Google the owner of the property "Reza Valiyee" and you get story after story with titles like "Berkeley and Fresno Landlords Nominated to Landlord Hall of Shame" and "Berkeley Dogging Landlord / City wants Reza Valiyee to keep on cleaning up" There is story after story about how bad this guy is and how he ignores city codes. We really don't want this person building this type of property in Menlo Park. If he can't be stopped at the very least he needs to be required to meet all the zoning requirements including the minimum number of parking spaces.


Like this comment
Posted by Howard Crittenden
a resident of Atherton: Lindenwood
on May 30, 2019 at 12:37 pm

Howard Crittenden is a registered user.

Not commenting on the specifics of the proposal. This seems like a great idea. We are told needs for affordable housing are dire. Here is an answer that costs less to live in than condos, apartments, and increases density.
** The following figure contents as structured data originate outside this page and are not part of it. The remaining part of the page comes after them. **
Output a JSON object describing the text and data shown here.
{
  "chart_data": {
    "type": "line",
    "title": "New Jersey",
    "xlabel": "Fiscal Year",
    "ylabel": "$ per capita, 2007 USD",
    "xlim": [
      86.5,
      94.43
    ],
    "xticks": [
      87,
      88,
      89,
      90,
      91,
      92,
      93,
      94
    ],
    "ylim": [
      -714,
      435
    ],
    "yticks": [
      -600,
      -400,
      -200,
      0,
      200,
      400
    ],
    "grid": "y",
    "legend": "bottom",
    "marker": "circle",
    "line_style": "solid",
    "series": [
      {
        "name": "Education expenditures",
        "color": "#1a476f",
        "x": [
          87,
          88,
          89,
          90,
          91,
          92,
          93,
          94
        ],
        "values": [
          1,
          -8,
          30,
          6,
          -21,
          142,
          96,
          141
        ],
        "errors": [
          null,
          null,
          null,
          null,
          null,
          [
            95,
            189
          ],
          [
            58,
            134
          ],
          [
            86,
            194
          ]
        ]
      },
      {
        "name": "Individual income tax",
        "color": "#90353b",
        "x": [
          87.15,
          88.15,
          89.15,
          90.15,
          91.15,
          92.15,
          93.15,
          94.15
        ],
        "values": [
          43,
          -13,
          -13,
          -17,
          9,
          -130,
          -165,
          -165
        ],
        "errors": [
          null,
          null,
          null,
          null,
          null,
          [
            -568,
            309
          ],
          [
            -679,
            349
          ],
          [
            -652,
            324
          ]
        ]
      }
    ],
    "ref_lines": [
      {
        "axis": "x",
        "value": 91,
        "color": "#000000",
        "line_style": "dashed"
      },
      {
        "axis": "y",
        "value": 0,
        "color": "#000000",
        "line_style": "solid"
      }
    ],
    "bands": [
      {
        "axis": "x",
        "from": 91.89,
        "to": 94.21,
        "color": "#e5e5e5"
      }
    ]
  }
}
One more tool kit in supplying housing that fits between single family housing and homeless shelters or sleeping on the streets.
Embrace this idea with an open mind before blaming an unknown landlord or dismissing the idea as unworkable.
Our history books are loaded with examples of successful boarding houses. My grandfather and grandmother were both living in a boarding house in the early turn of the last century when they met.


5 people like this
Posted by Brian
a resident of Menlo Park: The Willows
on May 30, 2019 at 2:28 pm

Howard,

This will not be affordable housing, they are getting around having tp provide market rate housing because they will only have one kitchen. And I do not think we should discount the owner and his history. Allowing him to build this boarding house would be a mistake for the neighborhood.


2 people like this
Posted by Mark
a resident of Menlo Park: Linfield Oaks
on May 30, 2019 at 5:06 pm

Per the suggestion in Brian's first comment, above, I did a quick web search for "reza valiyee landlord" and this individual appears to have a two-decade+ career in Berkeley of "maintaining" blighted buildings and stalling on city-mandated cleanup work, going so far as to spend a weekend in jail in the late 1990s rather than comply with a court-ordered cleanup effort. Numerous similar complaints are easily surfaced on the web, such that Mr. Valiyee should never see his way past our Planning Commission unless he convinces everyone he's utterly changed the way he does business in the recent past.

Far better, assuming his disdain for clean, to-code properties and city mandates has not waned, let him build some small number of townhomes on the property and be done with Menlo Park altogether.


Like this comment
Posted by Try again
a resident of Menlo Park: The Willows
on May 30, 2019 at 8:02 pm

I hope the parking variance is rejected for this project. It’s quite simple: increase parking to 16 spaces or better yet reduce units to 14 and preferably fewer. The city should further enforce the no overnight parking code along Coleman as in the rest of the city to prevent tenants from doubling up or more, overcrowding these units, and spilling vehicles onto city streets. This property is right off of Coleman which is the sole route for kids cycling from the Willows to the Lower Laurel campus. It is already crowded and dangerous. The last things that route needs is more traffic and more vehicles parking or pulling out onto that street making it less safe for kids to get to school.